Approximately one out of every five Shorts recommended by YouTube to new users is considered low-quality, mass-produced AI-generated content, often referred to as “AI slop.” CEO Neal Mohan himself used this term in his annual letter in January 2026, vowing to enhance YouTube’s systems for detecting spam and clickbait to address this issue.
A study conducted by Kapwing on 15,000 popular channels revealed that 278 of them exclusively produced content classified as AI slop. These channels had collectively garnered 63 billion views, attracted 221 million subscribers, and generated an estimated $117 million in annual advertising revenue by October 2025.
Although the threat posed by AI slop is genuine, it is not evenly spread, and data indicates which content formats are worth investing in. Search Engine Journal has been monitoring YouTube’s responses to AI-generated content since the platform mandated disclosure of AI usage. This article consolidates insights from data analysis, YouTube’s actions, and research on trust to provide guidance on organic video strategy going forward.
In early 2025, the issue shifted from being a mere curiosity to a systemic problem. A Guardian analysis of Playboard data confirmed that nearly 10% of YouTube’s fastest-growing channels worldwide focused solely on publishing AI-generated content, including bizarre themes like zombie football stars and babies in space scenarios.

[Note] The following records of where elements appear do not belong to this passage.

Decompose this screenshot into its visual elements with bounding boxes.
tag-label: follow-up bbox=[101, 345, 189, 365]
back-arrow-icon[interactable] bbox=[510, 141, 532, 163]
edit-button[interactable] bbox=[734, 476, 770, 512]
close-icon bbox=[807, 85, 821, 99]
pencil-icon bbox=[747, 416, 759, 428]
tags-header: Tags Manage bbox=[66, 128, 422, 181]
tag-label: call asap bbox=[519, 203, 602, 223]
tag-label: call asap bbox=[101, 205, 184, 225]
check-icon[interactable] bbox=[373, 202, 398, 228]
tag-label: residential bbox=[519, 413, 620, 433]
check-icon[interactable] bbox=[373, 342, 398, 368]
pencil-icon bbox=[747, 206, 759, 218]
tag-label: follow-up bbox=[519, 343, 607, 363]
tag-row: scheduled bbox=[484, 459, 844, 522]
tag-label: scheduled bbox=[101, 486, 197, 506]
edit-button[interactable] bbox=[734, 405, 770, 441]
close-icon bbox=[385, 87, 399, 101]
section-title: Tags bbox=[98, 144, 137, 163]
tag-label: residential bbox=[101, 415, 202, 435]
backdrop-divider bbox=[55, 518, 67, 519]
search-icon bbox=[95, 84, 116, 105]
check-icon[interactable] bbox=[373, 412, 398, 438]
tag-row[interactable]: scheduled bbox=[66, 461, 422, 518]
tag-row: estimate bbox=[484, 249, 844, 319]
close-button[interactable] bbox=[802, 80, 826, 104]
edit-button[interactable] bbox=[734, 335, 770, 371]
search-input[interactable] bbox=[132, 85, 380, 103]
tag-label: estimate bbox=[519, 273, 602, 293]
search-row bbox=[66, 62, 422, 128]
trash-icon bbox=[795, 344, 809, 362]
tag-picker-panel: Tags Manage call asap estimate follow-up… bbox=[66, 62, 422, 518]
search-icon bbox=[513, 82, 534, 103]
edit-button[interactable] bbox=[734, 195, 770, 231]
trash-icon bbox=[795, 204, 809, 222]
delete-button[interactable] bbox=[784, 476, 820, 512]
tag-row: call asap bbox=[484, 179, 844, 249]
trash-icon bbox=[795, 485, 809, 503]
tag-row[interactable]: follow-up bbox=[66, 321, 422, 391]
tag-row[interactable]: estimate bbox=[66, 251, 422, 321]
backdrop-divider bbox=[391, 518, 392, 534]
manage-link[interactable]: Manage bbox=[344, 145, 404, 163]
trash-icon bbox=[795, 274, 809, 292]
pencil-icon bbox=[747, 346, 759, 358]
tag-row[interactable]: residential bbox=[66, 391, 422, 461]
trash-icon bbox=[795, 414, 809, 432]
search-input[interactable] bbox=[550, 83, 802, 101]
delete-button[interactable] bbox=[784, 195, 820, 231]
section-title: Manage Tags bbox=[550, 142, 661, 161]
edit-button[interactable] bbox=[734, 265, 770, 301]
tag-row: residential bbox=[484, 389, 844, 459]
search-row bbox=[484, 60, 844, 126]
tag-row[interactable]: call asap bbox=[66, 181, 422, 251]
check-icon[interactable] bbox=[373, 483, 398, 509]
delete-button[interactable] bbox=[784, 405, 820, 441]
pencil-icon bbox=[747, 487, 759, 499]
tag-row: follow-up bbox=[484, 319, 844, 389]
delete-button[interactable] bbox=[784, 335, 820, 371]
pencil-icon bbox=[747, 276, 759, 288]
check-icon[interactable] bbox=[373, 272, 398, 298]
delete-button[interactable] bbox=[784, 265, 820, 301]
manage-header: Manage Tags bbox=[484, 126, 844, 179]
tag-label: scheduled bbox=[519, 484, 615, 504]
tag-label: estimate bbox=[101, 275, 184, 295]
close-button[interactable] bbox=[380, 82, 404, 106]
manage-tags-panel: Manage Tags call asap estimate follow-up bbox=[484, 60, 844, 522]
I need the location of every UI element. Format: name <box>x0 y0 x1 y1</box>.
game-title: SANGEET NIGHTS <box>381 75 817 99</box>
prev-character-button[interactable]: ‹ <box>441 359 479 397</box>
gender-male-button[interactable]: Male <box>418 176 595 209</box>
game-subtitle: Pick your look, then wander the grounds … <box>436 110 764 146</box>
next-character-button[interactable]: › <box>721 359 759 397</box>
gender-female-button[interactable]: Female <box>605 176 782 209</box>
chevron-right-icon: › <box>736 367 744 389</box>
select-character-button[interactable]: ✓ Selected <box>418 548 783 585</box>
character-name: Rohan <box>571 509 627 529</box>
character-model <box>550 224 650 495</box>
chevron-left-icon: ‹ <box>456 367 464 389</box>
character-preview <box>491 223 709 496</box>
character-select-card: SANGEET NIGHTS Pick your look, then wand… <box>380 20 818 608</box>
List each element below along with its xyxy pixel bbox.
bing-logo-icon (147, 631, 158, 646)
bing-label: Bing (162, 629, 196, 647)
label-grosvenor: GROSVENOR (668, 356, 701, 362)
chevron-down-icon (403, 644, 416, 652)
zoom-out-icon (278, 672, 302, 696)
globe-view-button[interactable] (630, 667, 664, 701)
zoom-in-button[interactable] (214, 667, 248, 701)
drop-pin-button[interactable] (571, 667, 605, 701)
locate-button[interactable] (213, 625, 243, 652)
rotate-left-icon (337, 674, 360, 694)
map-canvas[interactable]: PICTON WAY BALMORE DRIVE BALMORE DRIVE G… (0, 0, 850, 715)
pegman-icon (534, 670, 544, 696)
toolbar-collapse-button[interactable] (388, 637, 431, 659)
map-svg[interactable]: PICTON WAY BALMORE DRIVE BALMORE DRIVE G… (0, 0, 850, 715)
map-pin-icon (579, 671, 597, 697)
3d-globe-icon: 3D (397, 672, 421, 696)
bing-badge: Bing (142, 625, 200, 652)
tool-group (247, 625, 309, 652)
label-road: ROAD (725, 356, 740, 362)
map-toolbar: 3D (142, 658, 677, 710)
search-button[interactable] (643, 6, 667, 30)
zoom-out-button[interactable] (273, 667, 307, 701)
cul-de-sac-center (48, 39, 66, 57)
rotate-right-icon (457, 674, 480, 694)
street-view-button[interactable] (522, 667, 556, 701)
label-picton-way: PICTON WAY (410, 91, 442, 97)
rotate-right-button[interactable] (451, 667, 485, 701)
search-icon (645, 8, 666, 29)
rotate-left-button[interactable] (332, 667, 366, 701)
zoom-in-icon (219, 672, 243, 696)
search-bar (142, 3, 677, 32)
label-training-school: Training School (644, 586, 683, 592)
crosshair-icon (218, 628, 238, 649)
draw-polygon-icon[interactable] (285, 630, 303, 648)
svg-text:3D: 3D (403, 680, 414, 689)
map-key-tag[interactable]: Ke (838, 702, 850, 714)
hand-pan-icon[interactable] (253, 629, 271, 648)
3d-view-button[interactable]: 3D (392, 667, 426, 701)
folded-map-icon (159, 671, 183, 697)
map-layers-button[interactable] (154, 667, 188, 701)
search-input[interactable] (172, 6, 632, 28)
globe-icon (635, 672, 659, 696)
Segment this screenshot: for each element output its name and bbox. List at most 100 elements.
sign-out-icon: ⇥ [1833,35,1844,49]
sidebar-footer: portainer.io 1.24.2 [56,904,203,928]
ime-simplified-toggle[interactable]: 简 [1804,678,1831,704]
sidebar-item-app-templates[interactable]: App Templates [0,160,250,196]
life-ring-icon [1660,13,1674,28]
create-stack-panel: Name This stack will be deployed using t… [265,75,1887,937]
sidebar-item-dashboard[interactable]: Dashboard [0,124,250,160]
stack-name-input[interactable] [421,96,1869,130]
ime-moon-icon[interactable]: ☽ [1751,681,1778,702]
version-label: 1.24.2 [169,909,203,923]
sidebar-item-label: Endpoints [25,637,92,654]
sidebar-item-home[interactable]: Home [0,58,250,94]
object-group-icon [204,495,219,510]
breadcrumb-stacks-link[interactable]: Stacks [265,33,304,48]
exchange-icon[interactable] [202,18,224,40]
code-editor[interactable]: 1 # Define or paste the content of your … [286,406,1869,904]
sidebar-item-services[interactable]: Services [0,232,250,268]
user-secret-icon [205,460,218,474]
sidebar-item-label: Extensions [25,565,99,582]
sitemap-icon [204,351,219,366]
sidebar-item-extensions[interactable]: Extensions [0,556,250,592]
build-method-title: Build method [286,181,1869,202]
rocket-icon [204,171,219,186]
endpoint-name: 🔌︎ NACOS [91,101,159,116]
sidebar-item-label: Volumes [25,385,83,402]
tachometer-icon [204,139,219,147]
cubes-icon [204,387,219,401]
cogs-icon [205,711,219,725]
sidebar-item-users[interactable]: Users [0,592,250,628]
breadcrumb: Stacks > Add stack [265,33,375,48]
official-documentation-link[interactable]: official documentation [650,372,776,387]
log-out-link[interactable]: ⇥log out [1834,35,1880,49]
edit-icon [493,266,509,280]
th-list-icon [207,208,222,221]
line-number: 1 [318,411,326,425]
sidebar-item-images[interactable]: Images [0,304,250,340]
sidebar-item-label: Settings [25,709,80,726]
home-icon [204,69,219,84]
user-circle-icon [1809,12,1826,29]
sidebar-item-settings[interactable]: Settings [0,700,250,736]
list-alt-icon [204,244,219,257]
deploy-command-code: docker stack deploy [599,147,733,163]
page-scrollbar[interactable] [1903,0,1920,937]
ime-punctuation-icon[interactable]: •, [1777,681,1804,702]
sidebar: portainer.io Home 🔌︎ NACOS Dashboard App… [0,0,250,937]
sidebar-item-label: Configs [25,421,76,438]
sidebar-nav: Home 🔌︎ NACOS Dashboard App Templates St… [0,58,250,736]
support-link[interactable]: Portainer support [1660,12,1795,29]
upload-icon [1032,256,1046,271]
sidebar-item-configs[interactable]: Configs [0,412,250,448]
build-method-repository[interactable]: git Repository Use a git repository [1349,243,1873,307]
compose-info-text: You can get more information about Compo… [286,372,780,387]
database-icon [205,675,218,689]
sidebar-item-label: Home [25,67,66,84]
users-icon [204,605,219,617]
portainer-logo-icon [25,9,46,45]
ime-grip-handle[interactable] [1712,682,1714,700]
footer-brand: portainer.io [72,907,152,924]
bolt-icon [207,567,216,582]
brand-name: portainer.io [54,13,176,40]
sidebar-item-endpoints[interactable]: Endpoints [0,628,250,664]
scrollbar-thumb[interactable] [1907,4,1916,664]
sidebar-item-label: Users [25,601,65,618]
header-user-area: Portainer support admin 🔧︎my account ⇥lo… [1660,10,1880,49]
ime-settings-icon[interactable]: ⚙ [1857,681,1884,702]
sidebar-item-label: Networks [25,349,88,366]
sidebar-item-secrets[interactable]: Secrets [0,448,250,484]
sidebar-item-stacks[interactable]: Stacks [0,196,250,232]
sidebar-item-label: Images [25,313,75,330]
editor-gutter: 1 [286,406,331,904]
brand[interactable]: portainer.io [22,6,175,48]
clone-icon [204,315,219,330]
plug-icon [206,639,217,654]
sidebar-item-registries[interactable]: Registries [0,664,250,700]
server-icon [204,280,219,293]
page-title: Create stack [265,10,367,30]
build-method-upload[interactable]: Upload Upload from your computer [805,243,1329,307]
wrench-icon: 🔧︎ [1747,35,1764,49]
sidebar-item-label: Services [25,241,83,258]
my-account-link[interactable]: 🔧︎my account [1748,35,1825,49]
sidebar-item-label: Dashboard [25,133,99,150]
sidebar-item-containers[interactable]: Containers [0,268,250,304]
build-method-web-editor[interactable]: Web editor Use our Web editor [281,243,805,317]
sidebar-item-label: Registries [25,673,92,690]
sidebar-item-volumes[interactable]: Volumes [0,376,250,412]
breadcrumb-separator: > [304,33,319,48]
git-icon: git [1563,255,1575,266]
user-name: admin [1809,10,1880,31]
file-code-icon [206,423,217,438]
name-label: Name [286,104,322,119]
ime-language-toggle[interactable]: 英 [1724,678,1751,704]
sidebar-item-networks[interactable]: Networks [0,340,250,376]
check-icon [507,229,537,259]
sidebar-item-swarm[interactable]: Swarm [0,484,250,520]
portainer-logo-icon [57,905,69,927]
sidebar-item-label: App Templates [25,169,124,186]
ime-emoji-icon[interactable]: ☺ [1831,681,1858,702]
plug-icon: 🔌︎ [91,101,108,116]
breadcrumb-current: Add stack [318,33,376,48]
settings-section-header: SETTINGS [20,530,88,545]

Among the identified AI slop channels was Bandar Apna Dost from India, earning approximately $4.25 million annually from 2.4 billion views with its realistic monkey videos. Another channel, Pouty Frenchie based in Singapore, rakes in nearly $4 million per year featuring an AI-animated French bulldog.
The distribution of AI slop varies between YouTube’s two main formats. According to Kapwing’s research on content shown to new accounts, out of the initial 500 Shorts presented to a fresh account, 104 were pure AI slop (21%) and another 165 fell under the category of “brainrot” (33%), encompassing various low-quality engagement-focused content types.
Shorts operates as a feed where videos automatically play without requiring user interaction. The algorithm prioritizes immediate retention metrics such as viewer engagement within the first few seconds. AI tools excel at creating visually captivating hooks that grab attention initially but may lack substance beyond those initial moments.
In contrast, long-form video necessitates an active click based on thumbnail and title appeal. Viewers investing more time exercise discernment, leading to stricter algorithmic evaluation criteria for retention rates.
The economic models further distinguish between Shorts and long-form content revenue distribution mechanisms. While Shorts revenue is based on total views and rewards volume, long-form content revenue is tied to individual video ad placements with higher CPMs and stringent brand safety measures.
Channels mixing both short and long-form formats risk having their audience categorized based on their interaction with Shorts content. The prevalence of AI slop extends beyond genres like children’s entertainment and fake trailers into areas relevant to SEO practitioners and digital marketers.
Categories such as business explainers and finance tutorials are frequently targeted by AI slop flooding efforts. Educational content production is increasingly industrialized, while news commentary segments are inundated with event-centric content churned out by AI algorithms.
YouTube took visible policy actions in July 2025 when it revised its monetization guideline for “repetitious content” to target “inauthentic content.” Enforcement measures have been primarily reactive against this menace.
While implementing mandatory disclosure requirements for AI usage and introducing likeness detection tools for creators’ protection against deepfakes, YouTube continued rolling out its own AI creation tools at a rapid pace.
The convergence point where these dual tracks intersect lies in establishing provenance for AI-assisted production methods. The distinction between acceptable assistance through AI tools versus producing inauthentic AI-generated content is expected to become more stringent over time.
Industry experts express doubts about enforcement keeping pace with the escalating problem of AI slop proliferation. Viewer reactions towards AI content carry more weight for organic strategy planning than growth statistics alone.
YouTube’s algorithm appears attuned to this trust dynamic among viewership preferences. Despite no public data correlating specific CPM or RPM declines with human creators due to AI slop emergence across niches on the platform, this factor should be considered when strategizing future content plans.
Long-form content optimized for search engines faces comparatively less pressure from the influx of AI-generated material. On-camera presence remains a challenging aspect for AI replication efforts while community engagement signals are challenging to fabricate at scale.
Shorts are better suited as a discovery tool rather than a primary platform for creators. Many professionals already utilize AI in their production processes, emphasizing disclosure of human involvement as a distinctive feature amidst increasing automation trends.
An industry forecast suggests that up to 30% of YouTube viewing could involve AI-generated content by the end of the decade. The platform benefits irrespective of whether viewers engage with human-created or AI-driven material.
Monitoring YouTube’s quality standards has revealed a consistent pattern over various cycles β building trust remains the most sustainable advantage amid evolving content landscapes.